吃罷飯,祝氏她們都各自回了自己的院子,許梔跟老夫人窩在老夫人的炕上說話。
老夫人曾經去過越州,就跟許梔說一些當年她在越州的事情,許梔聽的津津有味,一直到傍晚了,路嬤嬤過來催著許梔回去,畢竟明日一早就要動身去冀州。
許梔拜別老夫人,老夫人拉著許梔的手,一個勁的說:“孩子,一定要好好的,一定要好好的。”
許梔攜著老夫人的手,一個勁點頭,老夫人送到二門外,許梔跪在地上,給老夫人磕了三個頭,這才哭著上了馬車。

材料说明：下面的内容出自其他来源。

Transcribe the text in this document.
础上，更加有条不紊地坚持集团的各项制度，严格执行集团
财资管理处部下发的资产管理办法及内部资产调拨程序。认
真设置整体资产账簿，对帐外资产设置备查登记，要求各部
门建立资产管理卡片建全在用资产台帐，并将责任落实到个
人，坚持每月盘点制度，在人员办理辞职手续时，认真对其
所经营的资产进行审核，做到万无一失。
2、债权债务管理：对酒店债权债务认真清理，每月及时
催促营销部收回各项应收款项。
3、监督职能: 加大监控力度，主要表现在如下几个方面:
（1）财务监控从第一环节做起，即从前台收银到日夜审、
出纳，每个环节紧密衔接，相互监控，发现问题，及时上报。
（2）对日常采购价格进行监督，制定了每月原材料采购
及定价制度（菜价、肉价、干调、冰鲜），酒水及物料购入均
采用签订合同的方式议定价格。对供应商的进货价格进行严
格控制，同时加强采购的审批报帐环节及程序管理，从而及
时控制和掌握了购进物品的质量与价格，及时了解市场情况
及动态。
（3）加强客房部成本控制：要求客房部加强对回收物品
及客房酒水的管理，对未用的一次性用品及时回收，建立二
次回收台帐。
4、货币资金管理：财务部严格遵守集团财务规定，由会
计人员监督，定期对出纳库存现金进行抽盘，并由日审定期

路嬤嬤看著站在二門上的老夫人,嘆了口氣,說:“咱們老夫人呀,我還是第一次看到她老人家這樣呢。”
許梔擦了擦眼淚,說:“是我不孝,讓家中長輩如此為我操勞。”
路嬤嬤嘆了口氣,說:“他們是你的長輩,都說養兒一百歲,常憂九十九,做了父母呀,就總是為自己的兒孫操勞。”
許梔拉著路嬤嬤的手,說:“嬤嬤。越州實在是太遠了,我不忍心你偌大的年紀還要陪著我千里迢迢的一路過去,聽說那邊的氣候跟咱們這邊差的很多,嬤嬤,我派人送您回甘州好不好》?”
路嬤嬤看著哭得眼皮都腫了起來的許梔,抬手把許梔鬢邊掉下來的一縷頭髮塞到耳後,說:“姑娘,當初我來咱們家,就跟你的爹孃說好了的,日後我要跟著姑娘,照顧姑娘,讓姑娘給我養老的,怎麼,姑娘這是嫌棄我老婆子年紀大了不頂用了嗎?”